Origens do sexo
Livro mostra a contribuição do Iluminismo para o avanço dos direitos das mulheres e da liberação sexual.
O título engana um pouco, eu esperava um estudo mais abrangente sobre o sexo, desde os primórdios, porém As origens do sexo: Uma primeira revolução sexual, de Faramerz Dabhoiwala, se concentra na análise de casos, fatos e relatos envolvendo sexo entre o século XVII e XIX, na Inglaterra. Nesse período, do início do Iluminismo ao início da Revolução Industrial, o Reino Unido tinha a menor taxa de analfabetismo e era considerada a região mais avançada do planeta. A partir dessa informação, constatamos, com espanto, o incrível obscurantismo em relação ao sexo.
E não apenas das autoridades constituídas ou religiosas: de boa parte da população, que fazia questão de denunciar, perseguir e, muitas vezes, fazer justiça com as próprias mãos, quando encontravam alguém cometendo adultério ou fazendo sexo sem matrimônio. Logo no início do livro, Dabhoiwala dá o tom da justiça pela qual os ingleses simpatizavam: “Quando Ann George foi flagrada certa tarde de verão fazendo sexo com um soldado no celeiro, ‘as pessoas da vizinhança pegaram-na e mergulharam-na num riacho, dizendo que se ela estava com calor, eles a refrescariam’”.
O livro mostra como a visão da sociedade vai mudando em relação ao sexo e a importância da arte neste processo. Elementos sexuais vão para a literatura e para o teatro, ampliando a discussão sobre o papel da mulher na sociedade e a responsabilidade do estado em questões de natureza íntima. Surgem autoras que colocam o ponto de vista feminino na peça artística, quebrando paradigmas. Um desses paradigmas, amplamente divulgado no início do século XVIII, dava conta, por exemplo, que “as mulheres eram o sexo mais lascivo. […] se tivessem a ousadia, todas as mulheres seriam promíscuas” e que “todas as mulheres secretamente desejavam ser violentadas”. É espantoso constatar que há quem pense assim ainda hoje, não?

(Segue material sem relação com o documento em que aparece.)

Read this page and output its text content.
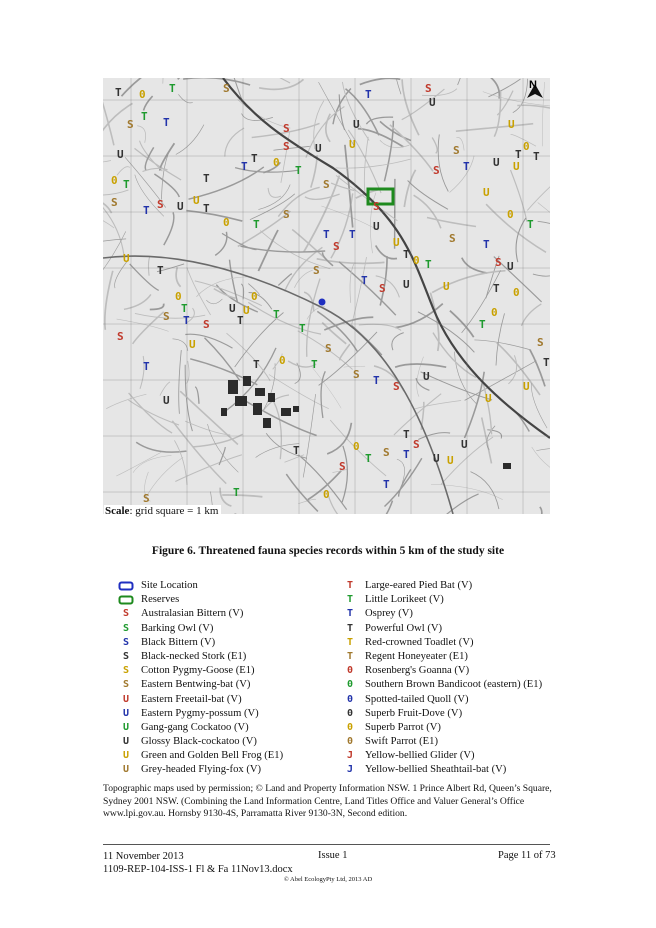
T 0 T	S	T	S
U
U
T
0
T
S	T
S U U
T 0
T
S
T
S
U U
T
0 T
S
T S U U
T
0 T
S
T
S
U
U
T 0 T
S T
S U
U
T
0
T
S T S
U U
T
0
T
S
T
S U	U	T 0
T
S
T
S
U
U
T 0 T
S T S
U
U
T
0
T S T
S
U U
T
0
T
S
T
S
U
U
T
0
T
S
T
S
U
U
T
0
T
S
T
S	U
N
Scale: grid square = 1 km
Figure 6. Threatened fauna species records within 5 km of the study site
Site Location
Reserves
S	Australasian Bittern (V)
S	Barking Owl (V)
S	Black Bittern (V)
S	Black-necked Stork (E1)
S	Cotton Pygmy-Goose (E1)
S	Eastern Bentwing-bat (V)
U	Eastern Freetail-bat (V)
U	Eastern Pygmy-possum (V)
U	Gang-gang Cockatoo (V)
U	Glossy Black-cockatoo (V)
U	Green and Golden Bell Frog (E1)
U	Grey-headed Flying-fox (V)
T	Large-eared Pied Bat (V)
T	Little Lorikeet (V)
T	Osprey (V)
T	Powerful Owl (V)
T	Red-crowned Toadlet (V)
T	Regent Honeyeater (E1)
0	Rosenberg's Goanna (V)
0	Southern Brown Bandicoot (eastern) (E1)
0	Spotted-tailed Quoll (V)
0	Superb Fruit-Dove (V)
0	Superb Parrot (V)
0	Swift Parrot (E1)
J	Yellow-bellied Glider (V)
J	Yellow-bellied Sheathtail-bat (V)
Topographic maps used by permission; © Land and Property Information NSW. 1 Prince Albert Rd, Queen’s Square, Sydney 2001 NSW. (Combining the Land Information Centre, Land Titles Office and Valuer General’s Office www.lpi.gov.au. Hornsby 9130-4S, Parramatta River 9130-3N, Second edition.
11 November 2013
1109-REP-104-ISS-1 Fl & Fa 11Nov13.docx
Issue 1	Page 11 of 73
© Abel EcologyPty Ltd, 2013 AD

A reconfiguração iluminista da masculinidade e da feminilidade deu origem a questionamentos éticos e sociais que forçaram legisladores e a opinião pública a discutir, no âmbito privado das leis ou dos jornais, os direitos das mulheres e das pessoas, de maneira geral, sobre o próprio corpo – embora a promiscuidade (e o homossexualismo) ainda fosse condenada.
“O último processo inglês por adultério como crime público parece ter acontecido em 1746”, informa o texto – e então vemos crescer os prostíbulos e nascerem as primeiras celebridades da mídia: prostitutas que enchiam de fantasias as cabeças dos leitores. As principais notícias dos jornais ingleses no período parecem ter sido as notícias de crimes e fofocas sobre prostitutas.
Os primeiros romances biográficos de sucesso contavam a vida de santos e de prostitutas. A maioria era de romances vendidos como “histórias reais” que tinham pouco ou nada de real. Um dos primeiros a alcançar grande sucesso foi Moll Flanders (1722), de Daniel Defoe, o autor de Robinson Crusoe. Defoe se dizia puritano e afirmava que a história do livro era real – e assim se mostrava grande mentiroso.
Moll Flanders abriu caminho para vários livros contando histórias de mulheres liberadas, devassas, inescrupulosas, que usavam o corpo para atingir objetivos; muitos deles escritos por mulheres, com pseudônimos masculinos ou não. Foram esses livros, de certa forma, que abriram caminho para a discreta liberação sexual e para a ampliação dos direitos das mulheres no século seguinte.
Recheado de histórias interessantes e ilustrações da época, As origens do sexo é uma boa opção de leitura para quem se interessa pelo tema. E quem é que não se interessa?